Donald Trump, président des intérêts privés ? Quand cryptomonnaies, golfs et politique se confondent

Une présidence pour soi ?
Un document récemment rendu public par la Maison-Blanche soulève une nouvelle fois une question lancinante : Donald Trump est-il président des États-Unis ou d’abord PDG de ses propres affaires ? Ce rapport financier officiel, long de 230 pages, dévoile que l’actuel président américain a perçu plus de 57,35 millions de dollars grâce à ses investissements dans les cryptomonnaies – notamment via la vente de tokens émis par la société World Liberty Financial. Ces jetons (ou tokens), au nombre de 100 milliards, ont été attribués en partie à une entité baptisée DT Marks Defi, entreprise directement liée à Trump.
Le document répertorie également des revenus provenant d'autres activités commerciales personnelles du président : 2,8 millions de dollars de royalties pour des montres à son nom, 2,5 millions pour des parfums, et surtout, des dizaines de millions de dollars générés par ses clubs privés et golfs, en particulier Mar-a-Lago en Floride (plus de 50 millions de dollars de revenus), West Palm Beach (29 millions), et Miami (110 millions).
Une politique crypto-friendly qui rapporte (à lui-même)
Depuis son retour au pouvoir, Donald Trump a ostensiblement soutenu le secteur des cryptomonnaies. Ce soutien n’a rien de désintéressé. En plus de ses investissements directs, ses deux fils aînés figurent parmi les promoteurs les plus actifs du secteur, et son administration n’a pas hésité à placer des partisans convaincus des cryptomonnaies à des postes stratégiques. Ainsi, Paul Atkins, figure bien connue pour ses positions dérégulatrices, a été nommé à la tête de la SEC (Securities and Exchange Commission), l’organisme de régulation des marchés financiers. Quant au vice-président JD Vance, il qualifie Trump de « champion de la blockchain et des libertés numériques ».
Mais ces liens entre politique publique et intérêts privés suscitent des interrogations majeures, voire des inquiétudes juridiques.
Conflits d’intérêts : ce que dit la loi américaine
Contrairement à ce que l’on pourrait croire, la loi fédérale américaine n’impose pas au président des États-Unis de se désengager formellement de ses activités économiques ou de placer ses avoirs dans un « blind trust », comme c’est le cas pour d’autres hauts fonctionnaires.
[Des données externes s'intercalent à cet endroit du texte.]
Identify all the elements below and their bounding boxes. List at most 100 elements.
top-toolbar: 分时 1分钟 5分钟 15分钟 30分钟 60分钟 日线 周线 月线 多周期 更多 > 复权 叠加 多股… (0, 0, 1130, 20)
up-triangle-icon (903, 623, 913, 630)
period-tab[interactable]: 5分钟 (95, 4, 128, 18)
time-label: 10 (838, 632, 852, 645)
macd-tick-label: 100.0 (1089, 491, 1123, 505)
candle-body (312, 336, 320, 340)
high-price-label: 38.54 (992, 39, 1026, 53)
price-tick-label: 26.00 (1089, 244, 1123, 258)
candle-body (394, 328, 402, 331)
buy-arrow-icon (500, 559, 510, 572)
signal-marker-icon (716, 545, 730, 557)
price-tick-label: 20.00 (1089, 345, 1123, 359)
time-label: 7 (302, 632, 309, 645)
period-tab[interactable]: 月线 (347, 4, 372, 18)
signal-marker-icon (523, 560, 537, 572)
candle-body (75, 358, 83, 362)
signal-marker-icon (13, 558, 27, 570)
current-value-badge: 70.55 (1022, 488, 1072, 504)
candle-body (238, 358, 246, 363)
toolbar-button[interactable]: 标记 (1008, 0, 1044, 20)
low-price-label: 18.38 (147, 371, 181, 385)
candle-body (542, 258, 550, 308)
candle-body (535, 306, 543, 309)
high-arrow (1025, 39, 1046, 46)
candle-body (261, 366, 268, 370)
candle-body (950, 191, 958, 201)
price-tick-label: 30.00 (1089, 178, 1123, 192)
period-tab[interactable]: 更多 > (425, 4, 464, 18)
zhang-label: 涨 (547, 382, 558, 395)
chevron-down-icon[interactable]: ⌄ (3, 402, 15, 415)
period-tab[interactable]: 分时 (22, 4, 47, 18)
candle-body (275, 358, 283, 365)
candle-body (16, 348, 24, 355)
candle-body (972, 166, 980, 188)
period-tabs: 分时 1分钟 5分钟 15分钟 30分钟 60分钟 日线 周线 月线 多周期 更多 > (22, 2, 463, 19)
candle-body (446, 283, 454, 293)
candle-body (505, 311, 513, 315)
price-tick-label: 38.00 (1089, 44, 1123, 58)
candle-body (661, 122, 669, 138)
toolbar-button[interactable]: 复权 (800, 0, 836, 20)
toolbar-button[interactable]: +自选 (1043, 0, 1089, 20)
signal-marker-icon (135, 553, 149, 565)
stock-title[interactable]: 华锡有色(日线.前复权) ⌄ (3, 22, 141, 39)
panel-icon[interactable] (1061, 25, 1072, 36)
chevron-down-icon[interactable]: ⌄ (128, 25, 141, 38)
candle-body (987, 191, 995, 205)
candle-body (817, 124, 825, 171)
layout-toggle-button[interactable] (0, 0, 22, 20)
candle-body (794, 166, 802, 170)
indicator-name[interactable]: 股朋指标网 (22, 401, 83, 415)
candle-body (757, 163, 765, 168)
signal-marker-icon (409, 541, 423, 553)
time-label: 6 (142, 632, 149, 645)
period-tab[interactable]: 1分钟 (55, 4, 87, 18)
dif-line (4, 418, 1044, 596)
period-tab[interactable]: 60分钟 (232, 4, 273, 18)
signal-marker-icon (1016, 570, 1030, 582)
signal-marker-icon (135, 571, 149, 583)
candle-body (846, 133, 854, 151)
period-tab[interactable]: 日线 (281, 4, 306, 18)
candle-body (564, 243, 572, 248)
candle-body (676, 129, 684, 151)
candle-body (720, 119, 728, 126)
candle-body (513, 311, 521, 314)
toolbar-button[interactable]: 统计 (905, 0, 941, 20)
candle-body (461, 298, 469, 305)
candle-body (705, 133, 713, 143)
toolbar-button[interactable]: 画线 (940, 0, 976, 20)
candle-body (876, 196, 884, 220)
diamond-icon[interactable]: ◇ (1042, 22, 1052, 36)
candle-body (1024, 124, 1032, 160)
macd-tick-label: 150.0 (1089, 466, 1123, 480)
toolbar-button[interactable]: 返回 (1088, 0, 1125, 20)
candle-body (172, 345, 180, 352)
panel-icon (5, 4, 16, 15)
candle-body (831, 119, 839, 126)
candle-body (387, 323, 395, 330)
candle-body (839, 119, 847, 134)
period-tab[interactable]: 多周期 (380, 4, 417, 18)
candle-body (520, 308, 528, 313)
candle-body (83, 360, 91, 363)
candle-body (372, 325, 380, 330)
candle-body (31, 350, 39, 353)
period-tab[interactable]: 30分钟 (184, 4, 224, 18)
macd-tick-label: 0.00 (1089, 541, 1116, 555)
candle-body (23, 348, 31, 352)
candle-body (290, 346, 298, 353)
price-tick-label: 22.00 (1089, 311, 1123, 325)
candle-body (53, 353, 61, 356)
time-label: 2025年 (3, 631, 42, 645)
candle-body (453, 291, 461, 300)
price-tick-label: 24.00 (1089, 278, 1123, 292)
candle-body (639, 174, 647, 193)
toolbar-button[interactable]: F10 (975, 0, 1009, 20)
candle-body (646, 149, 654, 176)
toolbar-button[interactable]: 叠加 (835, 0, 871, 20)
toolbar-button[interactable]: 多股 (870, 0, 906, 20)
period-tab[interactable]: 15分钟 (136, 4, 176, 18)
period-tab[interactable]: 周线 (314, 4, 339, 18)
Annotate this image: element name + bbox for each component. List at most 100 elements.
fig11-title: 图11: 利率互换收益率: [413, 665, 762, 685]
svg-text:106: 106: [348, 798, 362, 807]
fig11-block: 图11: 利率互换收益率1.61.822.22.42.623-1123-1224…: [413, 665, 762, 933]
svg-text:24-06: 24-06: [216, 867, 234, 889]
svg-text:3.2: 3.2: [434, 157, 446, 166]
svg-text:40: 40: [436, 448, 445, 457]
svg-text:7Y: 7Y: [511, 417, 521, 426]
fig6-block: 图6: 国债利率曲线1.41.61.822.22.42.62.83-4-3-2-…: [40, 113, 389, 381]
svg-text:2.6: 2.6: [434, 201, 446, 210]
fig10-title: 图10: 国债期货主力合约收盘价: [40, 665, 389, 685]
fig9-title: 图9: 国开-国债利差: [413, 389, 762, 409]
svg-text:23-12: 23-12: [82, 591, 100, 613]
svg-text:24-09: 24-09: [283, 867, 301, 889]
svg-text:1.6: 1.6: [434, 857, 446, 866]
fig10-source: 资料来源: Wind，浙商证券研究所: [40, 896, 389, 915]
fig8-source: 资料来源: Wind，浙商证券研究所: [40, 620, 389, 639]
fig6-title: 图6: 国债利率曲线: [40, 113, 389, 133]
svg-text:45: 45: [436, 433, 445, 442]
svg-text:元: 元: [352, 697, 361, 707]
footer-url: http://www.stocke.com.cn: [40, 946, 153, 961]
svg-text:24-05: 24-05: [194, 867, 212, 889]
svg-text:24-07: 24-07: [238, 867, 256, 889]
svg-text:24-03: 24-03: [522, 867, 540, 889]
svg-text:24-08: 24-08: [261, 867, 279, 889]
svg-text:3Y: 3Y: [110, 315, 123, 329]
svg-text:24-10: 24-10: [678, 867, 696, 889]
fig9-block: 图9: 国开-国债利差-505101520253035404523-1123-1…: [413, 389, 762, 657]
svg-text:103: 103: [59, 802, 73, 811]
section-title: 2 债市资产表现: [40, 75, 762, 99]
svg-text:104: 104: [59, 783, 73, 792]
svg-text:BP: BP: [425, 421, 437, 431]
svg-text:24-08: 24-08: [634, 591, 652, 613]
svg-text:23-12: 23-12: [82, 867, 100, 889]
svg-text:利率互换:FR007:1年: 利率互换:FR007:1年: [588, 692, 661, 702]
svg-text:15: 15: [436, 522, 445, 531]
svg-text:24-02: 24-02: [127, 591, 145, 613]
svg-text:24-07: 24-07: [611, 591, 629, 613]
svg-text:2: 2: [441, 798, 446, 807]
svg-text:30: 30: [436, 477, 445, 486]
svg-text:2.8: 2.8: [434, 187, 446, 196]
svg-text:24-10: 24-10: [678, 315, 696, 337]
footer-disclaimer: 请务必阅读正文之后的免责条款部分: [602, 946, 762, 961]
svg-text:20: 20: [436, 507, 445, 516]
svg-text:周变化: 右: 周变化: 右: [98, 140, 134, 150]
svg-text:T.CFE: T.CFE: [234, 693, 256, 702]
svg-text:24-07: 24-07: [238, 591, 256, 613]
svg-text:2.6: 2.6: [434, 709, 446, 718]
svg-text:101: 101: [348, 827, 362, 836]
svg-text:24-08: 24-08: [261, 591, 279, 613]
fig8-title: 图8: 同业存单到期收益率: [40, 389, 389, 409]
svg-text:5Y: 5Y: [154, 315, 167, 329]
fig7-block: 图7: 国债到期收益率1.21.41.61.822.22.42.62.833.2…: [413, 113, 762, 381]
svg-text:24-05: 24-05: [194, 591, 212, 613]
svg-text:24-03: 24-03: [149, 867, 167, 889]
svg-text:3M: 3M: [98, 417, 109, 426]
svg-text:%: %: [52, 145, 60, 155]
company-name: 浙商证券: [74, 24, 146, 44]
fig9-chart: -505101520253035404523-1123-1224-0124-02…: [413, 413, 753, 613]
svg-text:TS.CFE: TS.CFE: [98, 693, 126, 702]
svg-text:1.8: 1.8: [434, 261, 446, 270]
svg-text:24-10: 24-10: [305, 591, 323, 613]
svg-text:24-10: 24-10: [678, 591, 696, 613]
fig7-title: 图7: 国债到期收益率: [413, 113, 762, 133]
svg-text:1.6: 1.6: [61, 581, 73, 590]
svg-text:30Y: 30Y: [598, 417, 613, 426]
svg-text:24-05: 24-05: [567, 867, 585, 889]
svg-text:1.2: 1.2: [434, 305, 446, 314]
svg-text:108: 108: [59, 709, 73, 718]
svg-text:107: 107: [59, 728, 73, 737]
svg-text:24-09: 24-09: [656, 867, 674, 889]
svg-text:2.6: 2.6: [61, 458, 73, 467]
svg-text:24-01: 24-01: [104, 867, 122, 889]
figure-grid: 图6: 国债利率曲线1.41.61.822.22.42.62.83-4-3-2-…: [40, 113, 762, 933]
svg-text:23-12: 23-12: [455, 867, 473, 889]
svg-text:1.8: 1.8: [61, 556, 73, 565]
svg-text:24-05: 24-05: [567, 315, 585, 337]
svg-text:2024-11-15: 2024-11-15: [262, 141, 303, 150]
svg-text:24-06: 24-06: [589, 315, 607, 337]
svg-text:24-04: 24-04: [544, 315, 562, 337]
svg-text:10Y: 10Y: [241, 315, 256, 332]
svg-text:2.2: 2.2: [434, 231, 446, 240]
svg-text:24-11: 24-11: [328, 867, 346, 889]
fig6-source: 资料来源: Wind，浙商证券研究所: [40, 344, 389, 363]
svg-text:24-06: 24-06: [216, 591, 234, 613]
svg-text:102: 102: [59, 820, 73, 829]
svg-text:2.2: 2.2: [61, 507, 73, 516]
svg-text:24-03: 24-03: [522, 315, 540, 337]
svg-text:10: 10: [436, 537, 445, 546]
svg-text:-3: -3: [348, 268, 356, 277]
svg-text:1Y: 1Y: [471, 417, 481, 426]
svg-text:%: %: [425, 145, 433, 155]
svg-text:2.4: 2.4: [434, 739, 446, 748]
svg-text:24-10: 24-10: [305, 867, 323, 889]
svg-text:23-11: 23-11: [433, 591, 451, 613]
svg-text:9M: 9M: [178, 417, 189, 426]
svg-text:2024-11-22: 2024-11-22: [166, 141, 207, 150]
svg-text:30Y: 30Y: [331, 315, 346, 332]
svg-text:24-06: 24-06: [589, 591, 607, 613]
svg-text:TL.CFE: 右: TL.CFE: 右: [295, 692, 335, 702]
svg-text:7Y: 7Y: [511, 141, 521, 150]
Mais cela ne l’exonère pas de toute responsabilité :
Clause sur les profits issus de la fonction publique (Emoluments Clause, Article I, Section 9, Clause 8 de la Constitution américaine) : elle interdit à toute personne occupant une fonction officielle de recevoir des profits, cadeaux ou avantages d’un gouvernement étranger sans l’accord du Congrès. Si certains investisseurs étrangers ont utilisé les jetons de World Liberty Financial ou fréquenté les établissements Trump dans un but d’influence, cette clause pourrait être invoquée.
Loi sur l’enrichissement personnel (18 U.S. Code § 208) : bien qu’elle ne s’applique pas directement au président, elle illustre l’esprit des lois anti-corruption : un responsable public ne peut participer à une décision gouvernementale dans laquelle il a un intérêt financier direct. Or, le fait d’encourager le développement de la cryptomonnaie tout en y investissant personnellement est, au minimum, une ligne grise éthique.
Utilisation de la fonction publique à des fins privées : les règles de l’Office of Government Ethics précisent que l'utilisation de la fonction présidentielle pour promouvoir des produits ou des intérêts financiers personnels constitue une violation éthique – même si ce n’est pas toujours une infraction pénale.
Quand le pouvoir devient entreprise
Ce n’est pas la première fois que Donald Trump flirte avec la confusion des genres. Lors de son premier mandat, il avait été accusé d’avoir utilisé les hôtels Trump à Washington pour accueillir des délégations étrangères, ou d’avoir favorisé ses entreprises dans des événements officiels.
La différence, c’est que désormais, le président ne se cache même plus. Il engrange des millions grâce à une politique taillée sur mesure pour ses propres intérêts économiques. Pendant ce temps, des millions d’Américains subissent l’inflation, la précarité, et les désengagements sociaux d’un gouvernement de plus en plus orienté vers le « chacun pour soi ».
Conclusion : la République transformée en franchise ?
Le cas Trump illustre à merveille le basculement de la démocratie américaine vers une oligarchie capitaliste décomplexée, où la frontière entre affaires publiques et profits personnels s’efface un peu plus chaque jour.
Plus qu’un scandale isolé, c’est un symptôme du dérèglement profond de l’éthique politique aux États-Unis, où l’on peut devenir président… sans jamais cesser d’être businessman.